CEO: Indict or Invite in Safety?

BIC - September 2014
By: Shawn M. Galloway
Printable Version

Effective behavioral safety programs teach us to determine influences on employee behavior before finding fault and placing blame. Knowing this, why are many safety professionals often so quick to place blame with leaders for their perceived lack of support? Are we jumping to conclusions and indicting them, or are we holding ourselves responsible for enabling them and inviting them into the safety discussion?

We try harder each year to embed safety thinking into the fabric of organizational communication and thinking, but are we speaking the same language as our business colleagues? And are we embedding business thinking into the fabric of safety communication and thinking?

It is easy to place blame with individuals or levels of an organization that are not easily accessible. Far too often safety leaders are overheard indicting the top leader of an organization based on his/her perceived lack of support. Do these safety leaders know for certain their CEO only cares about bottom-line growth and safety is not of business or personal concern? It is easy to infer beliefs based on the observed behaviors of leaders, but easy doesn't imply accurate.
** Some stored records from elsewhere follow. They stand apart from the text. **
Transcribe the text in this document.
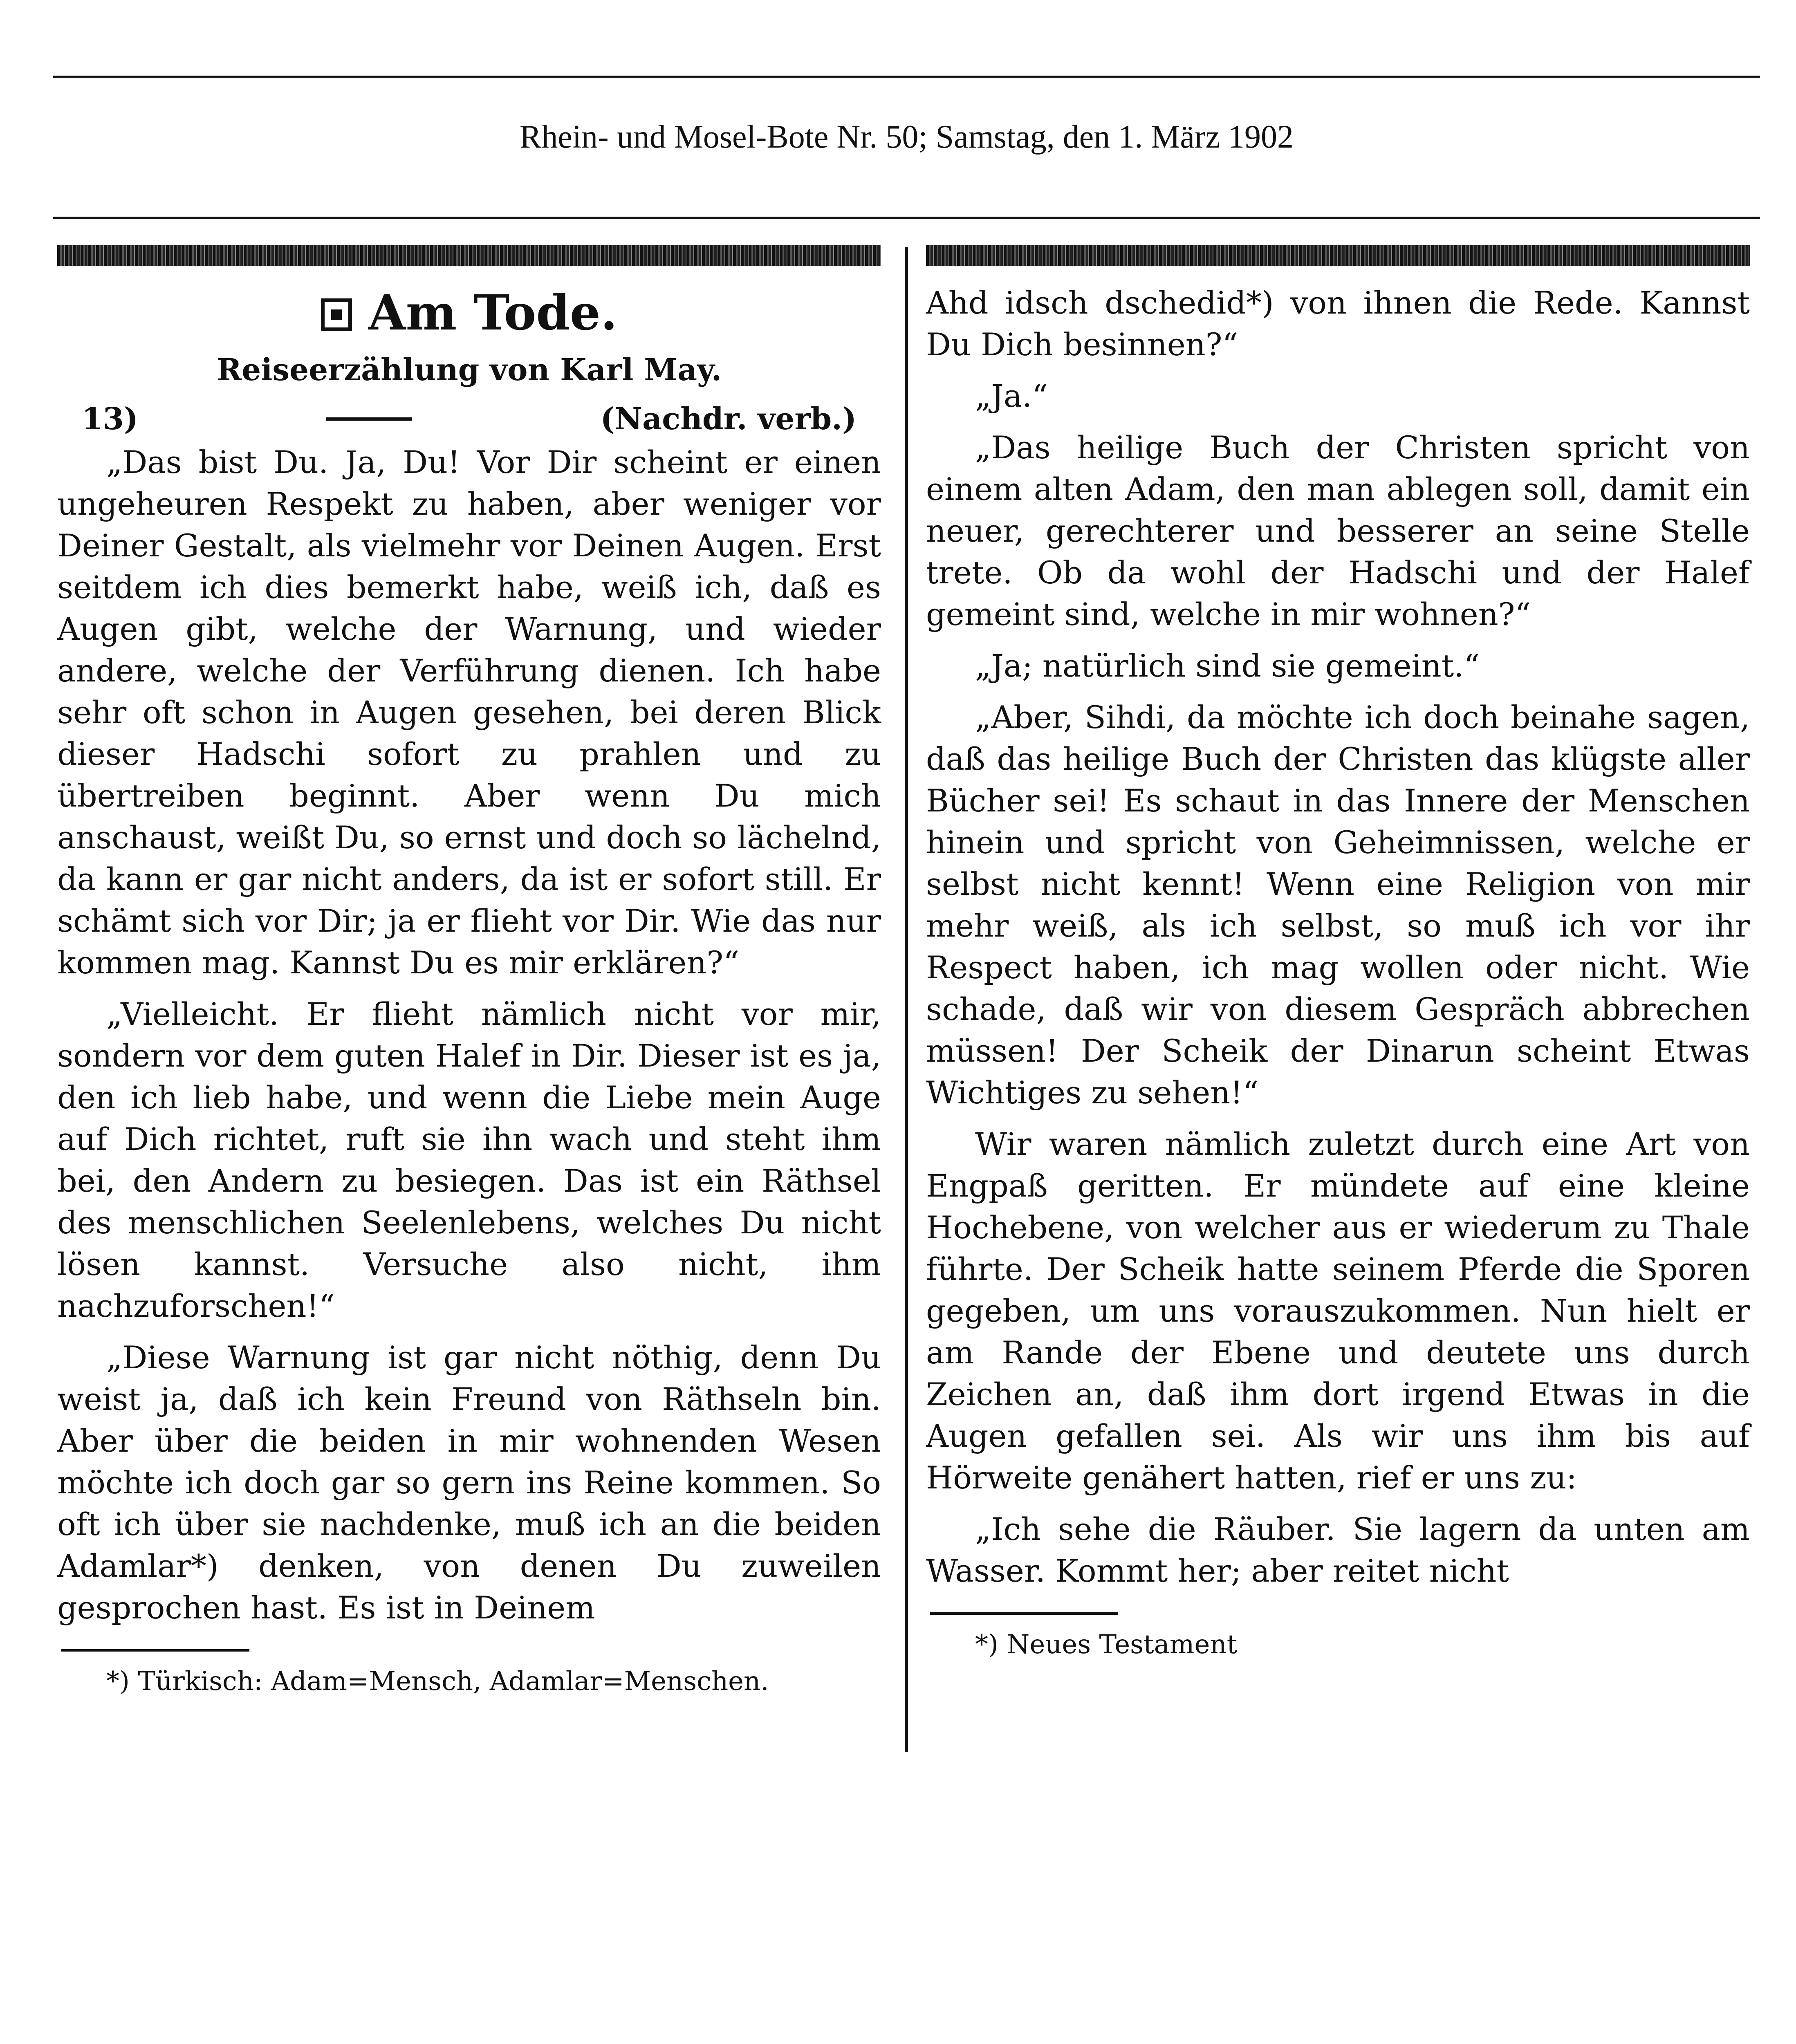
Rhein- und Mosel-Bote Nr. 50; Samstag, den 1. März 1902
Am Tode.
Reiseerzählung von Karl May.
13)	(Nachdr. verb.)

„Das bist Du. Ja, Du! Vor Dir scheint er einen ungeheuren Respekt zu haben, aber weniger vor Deiner Gestalt, als vielmehr vor Deinen Augen. Erst seitdem ich dies bemerkt habe, weiß ich, daß es Augen gibt, welche der Warnung, und wieder andere, welche der Verführung dienen. Ich habe sehr oft schon in Augen gesehen, bei deren Blick dieser Hadschi sofort zu prahlen und zu übertreiben beginnt. Aber wenn Du mich anschaust, weißt Du, so ernst und doch so lächelnd, da kann er gar nicht anders, da ist er sofort still. Er schämt sich vor Dir; ja er flieht vor Dir. Wie das nur kommen mag. Kannst Du es mir erklären?“

„Vielleicht. Er flieht nämlich nicht vor mir, sondern vor dem guten Halef in Dir. Dieser ist es ja, den ich lieb habe, und wenn die Liebe mein Auge auf Dich richtet, ruft sie ihn wach und steht ihm bei, den Andern zu besiegen. Das ist ein Räthsel des menschlichen Seelenlebens, welches Du nicht lösen kannst. Versuche also nicht, ihm nachzuforschen!“

„Diese Warnung ist gar nicht nöthig, denn Du weist ja, daß ich kein Freund von Räthseln bin. Aber über die beiden in mir wohnenden Wesen möchte ich doch gar so gern ins Reine kommen. So oft ich über sie nachdenke, muß ich an die beiden Adamlar*) denken, von denen Du zuweilen gesprochen hast. Es ist in Deinem

*) Türkisch: Adam=Mensch, Adamlar=Menschen.

Ahd idsch dschedid*) von ihnen die Rede. Kannst Du Dich besinnen?“

„Ja.“

„Das heilige Buch der Christen spricht von einem alten Adam, den man ablegen soll, damit ein neuer, gerechterer und besserer an seine Stelle trete. Ob da wohl der Hadschi und der Halef gemeint sind, welche in mir wohnen?“

„Ja; natürlich sind sie gemeint.“

„Aber, Sihdi, da möchte ich doch beinahe sagen, daß das heilige Buch der Christen das klügste aller Bücher sei! Es schaut in das Innere der Menschen hinein und spricht von Geheimnissen, welche er selbst nicht kennt! Wenn eine Religion von mir mehr weiß, als ich selbst, so muß ich vor ihr Respect haben, ich mag wollen oder nicht. Wie schade, daß wir von diesem Gespräch abbrechen müssen! Der Scheik der Dinarun scheint Etwas Wichtiges zu sehen!“

Wir waren nämlich zuletzt durch eine Art von Engpaß geritten. Er mündete auf eine kleine Hochebene, von welcher aus er wiederum zu Thale führte. Der Scheik hatte seinem Pferde die Sporen gegeben, um uns vorauszukommen. Nun hielt er am Rande der Ebene und deutete uns durch Zeichen an, daß ihm dort irgend Etwas in die Augen gefallen sei. Als wir uns ihm bis auf Hörweite genähert hatten, rief er uns zu:

„Ich sehe die Räuber. Sie lagern da unten am Wasser. Kommt her; aber reitet nicht

*) Neues Testament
We are much more complicated than that.

Most senior leaders have risen to their levels based on their abilities to align resources toward measureable success, resulting in an increase in shareholder value. They can get things done they feel their boss — i.e., shareholders and board members — sees value in.

CEOs are obligated to regularly present results, status and information that have the potential to increase or erode shareholder value. Safety performance and culture do both. Undesirable safety results and events are becoming more newsworthy with every incident. For many companies, the indirect long-term costs in the form of negative press and community perception will far outweigh the actual costs and litigation of incidents and injuries.

On the other hand, great safety performance and cultures of excellence have provided many clients a sustainable, competitive advantage. Does your CEO recognize this? If so, how is this information leveraged in annual reports, financial statements, company values and vision, and in the business development efforts for your company's products and services? If not, is it the business leader's responsibility to discover this on his/her own? Or, is it the safety executive's responsibility to notice this?

Many countries are taking new steps to hold leaders accountable for injuries and incidents, but this is reactive and not the best use of resources. Indictments occur after events happen. We cannot expect accountability to be effective for anyone at any level when we incorrectly understand the power of accountability. Accountability should be more proactive than reactive and should focus on responsibility for performance that contributes to results, rather than just the results themselves. We should not indict anyone when we fail to help them see how what they do contributes to the results, whether they are CEOs or hourly employees.

If we view our jobs as changing the way CEOs think about things, we can be fighting an uphill battle, especially if safety professionals are viewed only as a technical resource within the company. If, however, we concentrate on our responsibility to improve the lives of those affected by safety efforts and performance, we move from a technical, process and cost focus to that which adds value. When we add value to the individual, department or any other facet of operational performance, customers and shareholders see value. When value is recognized in effort and performance, CEOs start inviting themselves into the discussions and everyone wins.